Candelaria Pacheco has worked in various child care centers for 12 years. In March, she opened her own registered center in her home. She cares for seven children of doctors and nurses who work in Albuquerque hospitals, often working 22 hour days as some parents work days and others are on night shifts.
“There are times that I feel at risk that I will contract the virus because their parents work directly at the hospital,” said Pacheco in Spanish. She has two teenage children of her own. Candelaria said she anticipates being paid the $250 per child per month base rate from the CYFD emergency subsidies for essential workers, but since her center is registered but not licensed, she is not eligible for the additional $250 per child bonus from CYFD.

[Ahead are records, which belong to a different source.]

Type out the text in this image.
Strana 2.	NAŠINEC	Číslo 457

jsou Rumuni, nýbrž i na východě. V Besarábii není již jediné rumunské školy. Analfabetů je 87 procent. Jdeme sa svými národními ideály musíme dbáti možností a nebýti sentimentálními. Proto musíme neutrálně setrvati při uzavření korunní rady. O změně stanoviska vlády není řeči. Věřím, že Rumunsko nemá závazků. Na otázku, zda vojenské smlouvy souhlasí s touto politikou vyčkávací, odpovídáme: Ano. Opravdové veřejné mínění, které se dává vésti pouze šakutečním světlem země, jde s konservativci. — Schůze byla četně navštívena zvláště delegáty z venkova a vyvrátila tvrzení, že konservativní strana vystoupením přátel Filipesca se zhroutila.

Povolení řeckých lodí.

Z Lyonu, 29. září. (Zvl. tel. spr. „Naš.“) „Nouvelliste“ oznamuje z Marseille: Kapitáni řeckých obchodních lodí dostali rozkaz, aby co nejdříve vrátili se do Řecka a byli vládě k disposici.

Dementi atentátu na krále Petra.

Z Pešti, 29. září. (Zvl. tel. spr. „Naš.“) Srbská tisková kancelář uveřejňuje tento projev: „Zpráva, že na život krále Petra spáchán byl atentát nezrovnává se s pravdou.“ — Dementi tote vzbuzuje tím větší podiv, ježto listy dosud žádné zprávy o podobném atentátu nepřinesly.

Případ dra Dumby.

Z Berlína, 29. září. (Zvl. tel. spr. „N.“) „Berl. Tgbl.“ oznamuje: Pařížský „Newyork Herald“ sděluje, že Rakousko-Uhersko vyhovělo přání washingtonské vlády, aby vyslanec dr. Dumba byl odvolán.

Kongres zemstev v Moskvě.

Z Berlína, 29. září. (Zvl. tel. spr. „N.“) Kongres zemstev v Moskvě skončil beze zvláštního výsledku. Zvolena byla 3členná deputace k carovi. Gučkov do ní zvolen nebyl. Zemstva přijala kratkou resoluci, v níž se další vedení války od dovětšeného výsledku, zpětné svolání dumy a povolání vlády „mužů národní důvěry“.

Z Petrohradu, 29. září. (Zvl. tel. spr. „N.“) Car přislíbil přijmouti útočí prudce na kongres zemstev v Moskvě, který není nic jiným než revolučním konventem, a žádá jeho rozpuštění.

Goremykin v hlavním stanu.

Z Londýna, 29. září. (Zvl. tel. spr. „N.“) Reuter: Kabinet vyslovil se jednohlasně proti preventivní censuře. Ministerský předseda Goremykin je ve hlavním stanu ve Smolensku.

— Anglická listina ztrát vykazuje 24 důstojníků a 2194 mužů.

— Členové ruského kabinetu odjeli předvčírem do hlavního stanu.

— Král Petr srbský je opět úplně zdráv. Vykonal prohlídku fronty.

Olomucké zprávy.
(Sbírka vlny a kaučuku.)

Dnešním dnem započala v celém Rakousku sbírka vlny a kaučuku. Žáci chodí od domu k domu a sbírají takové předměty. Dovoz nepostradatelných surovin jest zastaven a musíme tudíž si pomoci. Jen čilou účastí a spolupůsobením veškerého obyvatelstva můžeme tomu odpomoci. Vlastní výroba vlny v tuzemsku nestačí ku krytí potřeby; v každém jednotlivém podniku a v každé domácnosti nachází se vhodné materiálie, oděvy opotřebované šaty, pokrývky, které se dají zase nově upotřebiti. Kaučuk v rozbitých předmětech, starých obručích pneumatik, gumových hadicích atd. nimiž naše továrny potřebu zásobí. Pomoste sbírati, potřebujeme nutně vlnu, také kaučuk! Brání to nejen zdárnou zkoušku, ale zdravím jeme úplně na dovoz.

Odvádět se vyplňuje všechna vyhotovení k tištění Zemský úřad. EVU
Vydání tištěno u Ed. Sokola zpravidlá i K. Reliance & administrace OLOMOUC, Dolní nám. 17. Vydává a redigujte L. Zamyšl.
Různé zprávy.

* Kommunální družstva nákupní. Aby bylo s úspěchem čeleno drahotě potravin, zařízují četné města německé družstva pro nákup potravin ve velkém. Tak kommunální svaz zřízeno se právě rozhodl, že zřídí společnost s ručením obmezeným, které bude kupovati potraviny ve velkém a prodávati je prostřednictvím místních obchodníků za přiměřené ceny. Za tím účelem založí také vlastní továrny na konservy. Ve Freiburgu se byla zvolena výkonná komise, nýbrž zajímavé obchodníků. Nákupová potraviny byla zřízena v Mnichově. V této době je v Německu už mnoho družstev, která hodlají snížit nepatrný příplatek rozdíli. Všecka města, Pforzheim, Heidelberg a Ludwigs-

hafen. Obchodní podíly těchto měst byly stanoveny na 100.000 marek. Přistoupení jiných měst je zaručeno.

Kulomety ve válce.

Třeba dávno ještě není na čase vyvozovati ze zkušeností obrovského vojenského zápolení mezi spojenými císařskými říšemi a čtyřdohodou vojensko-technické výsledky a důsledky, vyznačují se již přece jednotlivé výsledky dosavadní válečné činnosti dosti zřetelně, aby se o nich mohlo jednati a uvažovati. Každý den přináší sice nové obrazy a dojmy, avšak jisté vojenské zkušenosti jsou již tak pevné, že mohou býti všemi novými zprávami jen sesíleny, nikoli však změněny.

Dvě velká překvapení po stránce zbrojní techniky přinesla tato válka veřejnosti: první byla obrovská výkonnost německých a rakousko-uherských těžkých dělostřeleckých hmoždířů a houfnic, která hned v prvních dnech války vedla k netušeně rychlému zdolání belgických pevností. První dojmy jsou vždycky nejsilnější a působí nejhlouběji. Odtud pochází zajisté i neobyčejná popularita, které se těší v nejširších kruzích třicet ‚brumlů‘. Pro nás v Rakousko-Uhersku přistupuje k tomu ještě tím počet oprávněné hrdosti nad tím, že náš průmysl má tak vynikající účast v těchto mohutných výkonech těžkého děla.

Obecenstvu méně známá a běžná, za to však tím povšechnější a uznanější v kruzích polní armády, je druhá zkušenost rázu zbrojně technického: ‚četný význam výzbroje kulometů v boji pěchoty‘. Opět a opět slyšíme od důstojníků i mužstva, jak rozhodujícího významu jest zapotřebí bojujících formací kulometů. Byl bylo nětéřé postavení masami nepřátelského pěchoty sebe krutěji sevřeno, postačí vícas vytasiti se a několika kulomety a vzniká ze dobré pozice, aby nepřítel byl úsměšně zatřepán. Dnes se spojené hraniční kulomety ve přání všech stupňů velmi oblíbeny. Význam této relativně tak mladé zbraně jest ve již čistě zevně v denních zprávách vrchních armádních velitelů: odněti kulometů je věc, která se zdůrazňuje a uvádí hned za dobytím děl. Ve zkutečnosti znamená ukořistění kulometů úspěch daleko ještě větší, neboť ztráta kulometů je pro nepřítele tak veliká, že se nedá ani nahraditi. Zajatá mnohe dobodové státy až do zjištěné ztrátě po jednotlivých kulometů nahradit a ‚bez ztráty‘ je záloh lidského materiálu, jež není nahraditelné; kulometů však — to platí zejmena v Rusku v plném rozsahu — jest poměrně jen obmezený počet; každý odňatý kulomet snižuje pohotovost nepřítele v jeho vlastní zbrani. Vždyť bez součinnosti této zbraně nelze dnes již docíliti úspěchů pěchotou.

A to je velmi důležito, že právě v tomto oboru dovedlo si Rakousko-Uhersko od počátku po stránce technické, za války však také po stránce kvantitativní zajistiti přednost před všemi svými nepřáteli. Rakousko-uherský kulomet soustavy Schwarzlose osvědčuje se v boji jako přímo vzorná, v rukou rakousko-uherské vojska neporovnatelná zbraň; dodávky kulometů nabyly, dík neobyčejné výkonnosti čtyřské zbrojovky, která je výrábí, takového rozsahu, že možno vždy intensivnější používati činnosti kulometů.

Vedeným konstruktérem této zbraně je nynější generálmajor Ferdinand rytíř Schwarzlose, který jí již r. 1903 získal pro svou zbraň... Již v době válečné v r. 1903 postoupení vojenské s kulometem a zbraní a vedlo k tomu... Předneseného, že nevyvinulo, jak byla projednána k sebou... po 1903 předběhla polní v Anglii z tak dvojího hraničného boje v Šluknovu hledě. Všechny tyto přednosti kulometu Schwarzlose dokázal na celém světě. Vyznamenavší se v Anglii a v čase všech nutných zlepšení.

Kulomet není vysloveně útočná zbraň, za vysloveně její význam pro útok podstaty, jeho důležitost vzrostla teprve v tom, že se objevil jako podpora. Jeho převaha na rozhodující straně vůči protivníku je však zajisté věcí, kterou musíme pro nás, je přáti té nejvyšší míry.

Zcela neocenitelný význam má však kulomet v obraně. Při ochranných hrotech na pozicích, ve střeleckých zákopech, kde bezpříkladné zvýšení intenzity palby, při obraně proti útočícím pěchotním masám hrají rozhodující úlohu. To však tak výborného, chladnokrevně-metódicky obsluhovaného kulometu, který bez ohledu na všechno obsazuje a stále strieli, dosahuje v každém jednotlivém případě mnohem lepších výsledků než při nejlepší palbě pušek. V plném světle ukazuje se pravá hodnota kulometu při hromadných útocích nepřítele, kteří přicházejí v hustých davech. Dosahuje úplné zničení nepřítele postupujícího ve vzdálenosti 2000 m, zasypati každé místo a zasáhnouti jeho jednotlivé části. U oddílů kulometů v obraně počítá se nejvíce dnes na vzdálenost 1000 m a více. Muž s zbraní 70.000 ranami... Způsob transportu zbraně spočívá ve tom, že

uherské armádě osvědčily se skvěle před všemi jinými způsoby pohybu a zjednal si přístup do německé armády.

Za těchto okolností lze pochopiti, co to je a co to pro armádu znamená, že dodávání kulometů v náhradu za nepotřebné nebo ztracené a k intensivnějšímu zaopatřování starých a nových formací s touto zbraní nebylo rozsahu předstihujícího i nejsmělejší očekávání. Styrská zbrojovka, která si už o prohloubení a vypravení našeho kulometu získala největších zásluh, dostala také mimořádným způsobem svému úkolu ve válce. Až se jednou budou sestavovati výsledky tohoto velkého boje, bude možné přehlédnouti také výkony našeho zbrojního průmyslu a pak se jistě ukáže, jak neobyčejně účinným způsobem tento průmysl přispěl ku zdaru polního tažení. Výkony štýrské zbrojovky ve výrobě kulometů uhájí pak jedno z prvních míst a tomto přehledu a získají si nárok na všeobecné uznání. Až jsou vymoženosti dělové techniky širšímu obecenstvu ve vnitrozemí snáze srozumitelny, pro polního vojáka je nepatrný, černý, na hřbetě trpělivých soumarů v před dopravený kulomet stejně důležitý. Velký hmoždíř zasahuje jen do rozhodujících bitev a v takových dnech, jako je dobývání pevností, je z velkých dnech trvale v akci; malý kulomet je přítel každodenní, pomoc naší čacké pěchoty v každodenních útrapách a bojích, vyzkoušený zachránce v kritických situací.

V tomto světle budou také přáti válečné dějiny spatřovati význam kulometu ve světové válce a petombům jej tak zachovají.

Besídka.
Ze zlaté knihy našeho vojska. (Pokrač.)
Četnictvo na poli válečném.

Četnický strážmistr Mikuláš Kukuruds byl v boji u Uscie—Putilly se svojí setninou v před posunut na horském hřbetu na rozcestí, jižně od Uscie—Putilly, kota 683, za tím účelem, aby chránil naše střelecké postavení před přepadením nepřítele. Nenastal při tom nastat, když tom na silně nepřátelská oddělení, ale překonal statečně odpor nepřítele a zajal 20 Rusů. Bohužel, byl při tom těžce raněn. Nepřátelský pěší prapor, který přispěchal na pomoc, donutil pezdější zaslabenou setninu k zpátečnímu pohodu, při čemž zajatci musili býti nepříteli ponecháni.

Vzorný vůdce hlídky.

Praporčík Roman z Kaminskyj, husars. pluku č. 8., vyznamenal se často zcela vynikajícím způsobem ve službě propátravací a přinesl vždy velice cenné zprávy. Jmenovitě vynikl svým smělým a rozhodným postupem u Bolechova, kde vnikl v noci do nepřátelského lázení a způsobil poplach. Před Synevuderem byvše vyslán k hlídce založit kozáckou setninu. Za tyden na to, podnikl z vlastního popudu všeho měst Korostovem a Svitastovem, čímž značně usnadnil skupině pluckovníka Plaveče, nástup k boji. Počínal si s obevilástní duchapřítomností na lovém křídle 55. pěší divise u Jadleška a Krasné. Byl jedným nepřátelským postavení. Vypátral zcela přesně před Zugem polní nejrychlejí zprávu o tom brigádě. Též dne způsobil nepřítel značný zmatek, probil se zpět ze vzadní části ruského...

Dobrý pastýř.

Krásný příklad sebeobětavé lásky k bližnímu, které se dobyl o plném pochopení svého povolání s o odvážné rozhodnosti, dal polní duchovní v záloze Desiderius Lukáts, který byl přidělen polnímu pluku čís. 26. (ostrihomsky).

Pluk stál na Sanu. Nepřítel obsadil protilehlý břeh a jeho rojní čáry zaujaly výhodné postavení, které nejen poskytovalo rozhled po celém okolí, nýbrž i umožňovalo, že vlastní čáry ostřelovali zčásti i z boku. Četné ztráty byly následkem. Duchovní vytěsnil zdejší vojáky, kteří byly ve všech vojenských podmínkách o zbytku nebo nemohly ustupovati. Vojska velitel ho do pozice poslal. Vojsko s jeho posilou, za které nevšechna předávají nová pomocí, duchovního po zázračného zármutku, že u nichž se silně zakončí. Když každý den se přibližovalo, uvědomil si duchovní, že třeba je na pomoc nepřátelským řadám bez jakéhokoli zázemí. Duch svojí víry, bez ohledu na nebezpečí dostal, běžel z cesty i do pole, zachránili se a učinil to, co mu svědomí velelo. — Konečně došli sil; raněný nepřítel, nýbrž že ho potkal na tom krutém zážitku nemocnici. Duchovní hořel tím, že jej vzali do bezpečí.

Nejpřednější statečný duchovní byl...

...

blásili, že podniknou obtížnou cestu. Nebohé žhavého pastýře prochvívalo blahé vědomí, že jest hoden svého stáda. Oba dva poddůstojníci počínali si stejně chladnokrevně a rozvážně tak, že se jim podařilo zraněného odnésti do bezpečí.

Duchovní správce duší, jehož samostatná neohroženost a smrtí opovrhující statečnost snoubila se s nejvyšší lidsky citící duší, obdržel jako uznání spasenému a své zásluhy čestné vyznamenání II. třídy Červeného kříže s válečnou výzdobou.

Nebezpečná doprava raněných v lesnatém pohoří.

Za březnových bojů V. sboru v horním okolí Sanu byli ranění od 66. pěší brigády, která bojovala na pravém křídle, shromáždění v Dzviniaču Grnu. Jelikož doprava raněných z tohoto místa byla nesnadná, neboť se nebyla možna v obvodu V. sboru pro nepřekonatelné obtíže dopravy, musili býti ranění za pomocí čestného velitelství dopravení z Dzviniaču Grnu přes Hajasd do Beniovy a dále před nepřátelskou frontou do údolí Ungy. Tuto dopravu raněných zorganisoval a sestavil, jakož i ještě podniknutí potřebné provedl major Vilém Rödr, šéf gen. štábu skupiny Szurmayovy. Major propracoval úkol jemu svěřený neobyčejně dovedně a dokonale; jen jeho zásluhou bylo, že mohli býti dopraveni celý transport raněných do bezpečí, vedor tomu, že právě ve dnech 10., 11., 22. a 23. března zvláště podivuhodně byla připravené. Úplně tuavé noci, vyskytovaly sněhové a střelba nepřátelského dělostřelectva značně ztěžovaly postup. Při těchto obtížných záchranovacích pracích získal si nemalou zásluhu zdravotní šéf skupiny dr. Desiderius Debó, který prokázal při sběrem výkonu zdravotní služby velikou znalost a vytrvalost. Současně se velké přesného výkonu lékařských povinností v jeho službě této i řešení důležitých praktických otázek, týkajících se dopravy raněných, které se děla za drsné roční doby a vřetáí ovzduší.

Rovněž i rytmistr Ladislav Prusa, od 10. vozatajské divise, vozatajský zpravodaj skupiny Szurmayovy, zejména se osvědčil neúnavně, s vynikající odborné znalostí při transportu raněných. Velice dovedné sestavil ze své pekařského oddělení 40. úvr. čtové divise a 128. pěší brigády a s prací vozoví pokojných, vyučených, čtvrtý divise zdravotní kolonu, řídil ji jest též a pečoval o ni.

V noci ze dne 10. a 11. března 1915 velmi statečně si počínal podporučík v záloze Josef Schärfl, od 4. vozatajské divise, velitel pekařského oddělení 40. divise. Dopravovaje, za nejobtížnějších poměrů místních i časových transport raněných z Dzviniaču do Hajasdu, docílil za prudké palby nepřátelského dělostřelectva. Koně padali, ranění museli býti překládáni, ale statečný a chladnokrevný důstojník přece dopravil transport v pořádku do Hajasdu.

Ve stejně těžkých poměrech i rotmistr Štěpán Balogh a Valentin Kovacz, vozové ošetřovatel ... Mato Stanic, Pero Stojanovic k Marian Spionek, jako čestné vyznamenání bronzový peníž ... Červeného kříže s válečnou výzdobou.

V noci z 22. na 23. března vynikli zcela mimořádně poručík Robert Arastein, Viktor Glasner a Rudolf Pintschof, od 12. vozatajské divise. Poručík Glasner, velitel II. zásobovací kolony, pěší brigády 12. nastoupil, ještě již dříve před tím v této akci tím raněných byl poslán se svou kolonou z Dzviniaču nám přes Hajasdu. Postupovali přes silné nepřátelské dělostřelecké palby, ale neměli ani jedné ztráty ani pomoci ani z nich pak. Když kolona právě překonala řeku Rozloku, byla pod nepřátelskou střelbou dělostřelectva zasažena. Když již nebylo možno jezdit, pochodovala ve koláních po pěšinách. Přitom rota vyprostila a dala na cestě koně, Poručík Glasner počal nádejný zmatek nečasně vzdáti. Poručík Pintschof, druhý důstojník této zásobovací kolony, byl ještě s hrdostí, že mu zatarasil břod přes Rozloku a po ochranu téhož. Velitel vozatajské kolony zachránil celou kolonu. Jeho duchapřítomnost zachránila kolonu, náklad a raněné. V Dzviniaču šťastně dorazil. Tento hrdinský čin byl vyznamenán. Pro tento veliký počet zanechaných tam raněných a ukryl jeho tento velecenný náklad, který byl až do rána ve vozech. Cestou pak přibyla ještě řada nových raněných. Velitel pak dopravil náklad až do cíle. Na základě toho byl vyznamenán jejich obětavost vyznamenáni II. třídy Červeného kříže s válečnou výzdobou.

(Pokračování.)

“We want the state to pay the child care workers, and that it is a direct payment to each woman, not to the owners of the centers because the owners only look out for themselves and they keep the money, they don’t give anything to the women. And now there are workers who can’t even pay their rent,” said Pacheco in Spanish.
CYFD currently administers funds to child care centers, but starting July 1, the ECECD will take over those services. Matt Beiber, communications director for the Early Childhood Department, said in an interview in late April that federal stimulus funds are being used to centers don’t permanently close. He said he hopes directors are passing that money on to workers, but since they’re not required to report how funds are spent, there’s no guarantee.
Beiber admitted child care workers deserve more compensation.
“Early childhood educators are not typically well paid are often underinsured or uninsured and as a result of that are quite vulnerable and that’s all the more true now.” Bieber said.
KUNM reached out to the Department of Workforce Solutions to ask what they’re doing to help child care workers during this time, and was directed back to CYFD.
On Friday, May 1, OLÉ New Mexico announced that their advocacy about hazard pay had led to the state’s announcement of $700 a month payments directly to workers.
"This is justice for early educators!" wrote Elvia Taborda, who worked with OLÉ to push for hazard pay, in a press release May 1. "We want to thank Governor Lujan Grisham and Secretary Groginsky for recognizing that the heart of our economy is the workers who risk their lives every day to educate and care for the state's children."
Marian Mendez-Cera, community organizer with El Centro de Igualdad y Derechos, said it’s wrong that undocumented workers can’t access unemployment benefits if they are laid off, even though they pay taxes just like other workers.
“It’s amazing how the government was creative about ensuring that undocumented folks pay taxes,” Mendez-Cera said. “They created the I-10 in order for undocumented folks to be able to pay taxes.”
In mid-March, Gov. Michelle Lujan Grisham announced the state will pay healthcare premiums of child care workers and their family members diagnosed with COVID-19.
Victoria Gomez, a community organizer with OLÉ New Mexico says that’s not enough.
“I was talking to a teacher who was like, ‘well what if I die? That doesn’t help me at all. I’m still exposing myself and still putting myself at a huge risk, for not that much pay to begin with,’” said Gomez.
Taborda points out that -- pandemic or not -- child care workers have always been essential.
“We are shaping the lives of these children, so when they get to kindergarten, they have the skills they need with a strong base,” said Taborda in Spanish. “We aren’t getting paid like we should be, but we are doing our work well.”
KUNM reached out to several child care centers in Albuquerque to understand how they’re operating during the crisis, but didn’t get a reply.